Neste eram relatados factos de interesse público sobre responsáveis da Igreja Universal do Reino de Deus num processo pouco claro de adoções de crianças. Outros jornalistas têm sido alvo de ações idênticas, nomeadamente uma ação apresentada contra o jornalista José António Cerejo e o jornal Público, a propósito de uma investigação sobre o comportamento do ex-primeiro ministro José Sócrates quando era deputado do PS por Castelo Branco. Este ameaçou, já em 2022, processar diversos media e jornalistas sobre a cobertura do processo judicial por corrupção, “Operação Marquês”, em que está envolvido. Na sua posição o CDSJ alertou também o poder políticoinstitucional, entre os quais o Governo, Assembleia da República, Entidade Reguladora para a Comunicação Social e a Comissão da Carteira Profissional de Jornalista para a necessidade de darem atenção e procurarem limitar, este fenómeno, de facto e de direito, que põe em causa o saudável funcionamento da democracia. Apelou ainda ao Conselho Superior de Magistratura para que esteja atento sobre a forma como esta pressão é exercida. Num debate sobre Bullying Económico, em 2021, o CDSJ evidenciou a preocupação pela pressão económica exercida através de instrumentos jurídicos, sobre os jornalistas e os órgãos de comunicação social, a qual condiciona fortemente a investigação jornalística.
Em 12 de Junho de 2019, a Federação Internacional de Jornalistas aprovou uma Carta de Ética Global na qual atualiza o código de Ética de Bordéus de 1954. Composta de 16 pontos e abrangendo 37 itens sobre aspetos de uma conduta desejável, evoca o direito de todos à livre informação no âmbito do artigo 19º da Declaração Universal dos Direitos Humanos e proclama que “a responsabilidade do jornalista com o público tem prioridade sobre qualquer outra responsabilidade, em particular para com seus empregadores e autoridades públicas”. Recorda que o jornalista deve respeito à verdade à proteção das fontes e à não discriminação. Código Deontológico do Sindicato dos Jornalistas portugueses, com 11 pontos, tem quase tantos deveres (34) quanto a Carta de Ética Global. Ambos os documentos relativamente à ética e conduta dos jornalistas contêm: “ o direito de investigar livremente os factos de interesse público”; O dever de “não suprimir informações essenciais”; o dever de “verificação dos factos” e “o respeito pela dignidade”. O jornalista “digno desse nome, não deve ser compelido a desempenhar atos contrários às suas convicções ou à sua consciência”.
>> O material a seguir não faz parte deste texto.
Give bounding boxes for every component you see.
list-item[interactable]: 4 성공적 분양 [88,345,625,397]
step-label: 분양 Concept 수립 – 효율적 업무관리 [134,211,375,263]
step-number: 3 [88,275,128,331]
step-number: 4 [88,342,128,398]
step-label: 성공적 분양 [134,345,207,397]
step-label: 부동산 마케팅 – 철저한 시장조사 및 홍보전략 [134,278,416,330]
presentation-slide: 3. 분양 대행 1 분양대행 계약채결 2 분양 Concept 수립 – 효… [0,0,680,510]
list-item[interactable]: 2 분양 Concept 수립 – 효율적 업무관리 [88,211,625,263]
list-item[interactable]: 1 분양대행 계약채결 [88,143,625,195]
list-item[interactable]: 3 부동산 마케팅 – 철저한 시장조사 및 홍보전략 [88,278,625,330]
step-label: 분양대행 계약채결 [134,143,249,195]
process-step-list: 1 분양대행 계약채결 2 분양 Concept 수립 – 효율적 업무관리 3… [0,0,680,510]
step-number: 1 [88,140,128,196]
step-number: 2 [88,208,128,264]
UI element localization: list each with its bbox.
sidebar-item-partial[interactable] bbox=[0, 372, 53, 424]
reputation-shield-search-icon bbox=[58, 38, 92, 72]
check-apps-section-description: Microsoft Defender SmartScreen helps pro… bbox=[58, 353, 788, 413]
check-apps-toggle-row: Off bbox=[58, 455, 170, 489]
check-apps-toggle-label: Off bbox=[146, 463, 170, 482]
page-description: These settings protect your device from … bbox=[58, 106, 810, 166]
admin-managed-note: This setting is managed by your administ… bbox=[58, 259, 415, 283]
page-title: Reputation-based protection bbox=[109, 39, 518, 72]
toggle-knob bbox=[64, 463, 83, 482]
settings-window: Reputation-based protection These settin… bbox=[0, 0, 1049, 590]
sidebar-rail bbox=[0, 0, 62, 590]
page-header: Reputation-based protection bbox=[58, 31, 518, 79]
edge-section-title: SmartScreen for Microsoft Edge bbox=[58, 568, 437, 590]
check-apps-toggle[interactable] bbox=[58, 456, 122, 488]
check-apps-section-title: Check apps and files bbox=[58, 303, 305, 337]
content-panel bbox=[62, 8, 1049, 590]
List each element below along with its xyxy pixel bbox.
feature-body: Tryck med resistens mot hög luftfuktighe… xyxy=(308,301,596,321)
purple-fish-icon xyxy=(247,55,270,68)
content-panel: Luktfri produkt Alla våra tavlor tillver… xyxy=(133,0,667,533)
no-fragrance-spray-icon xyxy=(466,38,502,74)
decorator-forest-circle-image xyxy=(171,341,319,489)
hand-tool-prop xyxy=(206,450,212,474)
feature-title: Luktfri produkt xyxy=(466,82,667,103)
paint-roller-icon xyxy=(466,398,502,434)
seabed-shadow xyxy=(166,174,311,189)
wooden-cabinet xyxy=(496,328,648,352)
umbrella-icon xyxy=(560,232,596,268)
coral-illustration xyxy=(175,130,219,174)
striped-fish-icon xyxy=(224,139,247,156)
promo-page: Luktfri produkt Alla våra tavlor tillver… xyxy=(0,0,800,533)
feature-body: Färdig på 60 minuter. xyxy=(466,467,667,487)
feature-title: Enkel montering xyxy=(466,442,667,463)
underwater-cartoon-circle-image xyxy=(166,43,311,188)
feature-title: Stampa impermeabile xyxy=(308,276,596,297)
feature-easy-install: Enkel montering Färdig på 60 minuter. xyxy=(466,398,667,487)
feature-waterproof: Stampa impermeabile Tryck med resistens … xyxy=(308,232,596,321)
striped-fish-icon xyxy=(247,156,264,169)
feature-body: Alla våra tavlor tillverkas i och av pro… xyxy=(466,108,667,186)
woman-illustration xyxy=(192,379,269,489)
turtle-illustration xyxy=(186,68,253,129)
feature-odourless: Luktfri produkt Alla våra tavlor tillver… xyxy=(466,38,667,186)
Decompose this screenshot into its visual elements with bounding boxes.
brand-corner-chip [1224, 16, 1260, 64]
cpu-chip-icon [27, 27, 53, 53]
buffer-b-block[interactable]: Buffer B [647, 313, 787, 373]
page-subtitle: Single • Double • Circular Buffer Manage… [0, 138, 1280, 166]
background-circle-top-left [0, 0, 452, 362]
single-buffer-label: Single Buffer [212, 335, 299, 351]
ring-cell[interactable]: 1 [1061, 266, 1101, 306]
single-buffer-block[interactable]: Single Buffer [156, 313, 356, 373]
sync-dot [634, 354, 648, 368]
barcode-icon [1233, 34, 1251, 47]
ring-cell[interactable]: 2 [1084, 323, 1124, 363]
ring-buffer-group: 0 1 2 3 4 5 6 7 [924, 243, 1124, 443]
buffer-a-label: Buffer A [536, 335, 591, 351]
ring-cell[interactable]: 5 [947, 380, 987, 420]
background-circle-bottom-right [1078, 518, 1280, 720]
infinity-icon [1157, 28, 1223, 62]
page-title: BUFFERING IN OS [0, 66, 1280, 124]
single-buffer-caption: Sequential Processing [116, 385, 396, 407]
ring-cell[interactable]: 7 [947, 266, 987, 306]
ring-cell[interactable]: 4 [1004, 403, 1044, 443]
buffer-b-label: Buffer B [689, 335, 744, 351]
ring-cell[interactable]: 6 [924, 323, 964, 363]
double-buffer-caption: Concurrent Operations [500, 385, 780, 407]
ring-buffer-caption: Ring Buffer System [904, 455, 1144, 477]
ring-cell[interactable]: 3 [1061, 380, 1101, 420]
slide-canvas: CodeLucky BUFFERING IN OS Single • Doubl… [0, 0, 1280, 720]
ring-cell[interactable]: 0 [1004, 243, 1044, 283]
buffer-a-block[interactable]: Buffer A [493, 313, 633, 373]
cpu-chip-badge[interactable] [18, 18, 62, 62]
O professor Jónatas Machado, da Universidade de Coimbra, lembrou que as técnicas usadas são o aproveitamento da morosidade da justiça e dos custos da defesa, fazendo gastar tempo e energias com diferentes tipos de queixas junto de entidades reguladoras. O Professor explicou que se usa muitas vezes o atentado ao bom nome, reputação e à privacidade
para se exigirem indemnizações muito pesadas. O objetivo será a “retaliação” e “punir o crítico”, dissuadindo, não só aquele que criticou, mas também todos os outros que poderiam criticar, considerou. Esta, disse, é uma forma muito grave de atentado à liberdade de expressão que pretende “aniquilar” o adversário, e “uma ameaça à cidadania e à participação democrática”. Jonatas Machado defendeu que uma aposta na legislação anti-SLAPP daria aos juízes meios para despistar este tipo de ações. Ao mesmo tempo, argumentou, os jornalistas e os cidadãos deveriam gozar de uma “imunidade” semelhante à dos políticos, sempre que se discutam temas de “relevante interesse público”. Os mecanismos anti-SLAPP e a prova de mérito
Embora nenhum estado-membro da União Europeia tenha desenvolvido ainda uma estrutura de combate às SLAPPs, como as legislações dos EUA, Canadá e Austrália que já apresentam um particular desenvolvimento jurídico, vários textos aprovados no âmbito do Conselho da Europa referem-se ao problema, ou de outras formas de procedimentos intimidativos ou vexatórios intentados contra media e jornalistas, incluindo online.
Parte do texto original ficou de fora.